The half-life of 238 (92) U undergoing a -decay is 4.5 × 10^9 years. What is the activity of 1g sample of 238 (92) U ?

To determine the activity of a 1 gram sample of Uranium-238 (U-238) undergoing beta decay, we need to understand a few concepts: half-life, activity, and the number of atoms in a given mass of a substance. Let's break this down step by step.

Understanding Half-Life and Activity

The half-life of a radioactive isotope is the time it takes for half of the radioactive atoms in a sample to decay. For U-238, this half-life is approximately 4.5 billion years, or 4.5 × 10⁹ years. The activity of a radioactive sample is a measure of the number of decays per unit time and is typically expressed in becquerels (Bq), where 1 Bq equals 1 decay per second.

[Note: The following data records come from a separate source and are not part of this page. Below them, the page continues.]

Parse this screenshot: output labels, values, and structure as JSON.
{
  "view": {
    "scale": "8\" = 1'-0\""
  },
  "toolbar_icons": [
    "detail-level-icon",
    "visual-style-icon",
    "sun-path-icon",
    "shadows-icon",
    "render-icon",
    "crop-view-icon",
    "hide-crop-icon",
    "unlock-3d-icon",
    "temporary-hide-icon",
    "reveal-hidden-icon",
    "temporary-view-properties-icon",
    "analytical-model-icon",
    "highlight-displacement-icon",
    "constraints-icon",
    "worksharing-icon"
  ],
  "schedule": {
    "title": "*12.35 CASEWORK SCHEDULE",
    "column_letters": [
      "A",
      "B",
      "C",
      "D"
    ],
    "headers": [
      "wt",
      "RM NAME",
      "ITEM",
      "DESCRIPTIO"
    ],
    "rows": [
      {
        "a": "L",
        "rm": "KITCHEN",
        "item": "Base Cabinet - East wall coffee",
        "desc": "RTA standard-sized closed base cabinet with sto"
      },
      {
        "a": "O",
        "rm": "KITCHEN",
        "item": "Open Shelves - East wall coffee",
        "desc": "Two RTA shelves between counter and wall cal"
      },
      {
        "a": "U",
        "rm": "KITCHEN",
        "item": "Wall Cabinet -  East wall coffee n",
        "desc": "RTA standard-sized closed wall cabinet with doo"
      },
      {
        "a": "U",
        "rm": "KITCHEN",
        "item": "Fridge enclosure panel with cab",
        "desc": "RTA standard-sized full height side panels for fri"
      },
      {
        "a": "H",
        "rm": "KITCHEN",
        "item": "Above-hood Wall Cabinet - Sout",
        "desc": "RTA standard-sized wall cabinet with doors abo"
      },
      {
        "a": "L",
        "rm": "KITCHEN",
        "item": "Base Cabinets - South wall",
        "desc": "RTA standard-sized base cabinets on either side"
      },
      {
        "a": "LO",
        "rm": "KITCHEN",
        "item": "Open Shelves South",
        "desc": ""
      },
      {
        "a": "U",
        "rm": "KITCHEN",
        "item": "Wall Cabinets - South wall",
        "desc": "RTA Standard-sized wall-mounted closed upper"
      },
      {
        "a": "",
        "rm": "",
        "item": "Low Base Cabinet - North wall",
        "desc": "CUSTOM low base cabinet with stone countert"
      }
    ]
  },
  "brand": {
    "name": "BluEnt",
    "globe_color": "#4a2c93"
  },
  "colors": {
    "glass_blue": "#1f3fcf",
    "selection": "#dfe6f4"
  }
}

Calculating the Number of Atoms in 1 gram of U-238

First, we need to find out how many U-238 atoms are in 1 gram. The molar mass of U-238 is about 238 grams per mole. Using Avogadro's number (approximately 6.022 × 10²³ atoms/mole), we can calculate the number of atoms as follows:

• Number of moles in 1 gram of U-238 = mass (g) / molar mass (g/mole)
• Number of moles = 1 g / 238 g/mole ≈ 0.00420 moles
• Number of atoms = number of moles × Avogadro's number
• Number of atoms ≈ 0.00420 moles × 6.022 × 10²³ atoms/mole ≈ 2.53 × 10²¹ atoms

Calculating the Decay Constant

The decay constant (λ) can be derived from the half-life using the formula:

λ = ln(2) / half-life

Substituting the half-life of U-238:

• λ = 0.693 / (4.5 × 10⁹ years) ≈ 1.54 × 10^-10 years^-1

Finding the Activity of the Sample

Now, we can calculate the activity (A) using the formula:

A = λN

Where N is the number of atoms we calculated earlier:

• A = (1.54 × 10^-10 years^-1) × (2.53 × 10²¹ atoms)
• Converting years^-1 to seconds^-1 (1 year = 3.15 × 10⁷ seconds):
• λ = 1.54 × 10^-10 years^-1 × (1 / 3.15 × 10⁷) ≈ 4.88 × 10^-18 seconds^-1
• A ≈ (4.88 × 10^-18 seconds^-1) × (2.53 × 10²¹ atoms) ≈ 12.34 Bq

Final Result

Therefore, the activity of a 1 gram sample of Uranium-238 is approximately 12.34 becquerels. This means that, on average, about 12 decays occur every second in that 1 gram of U-238.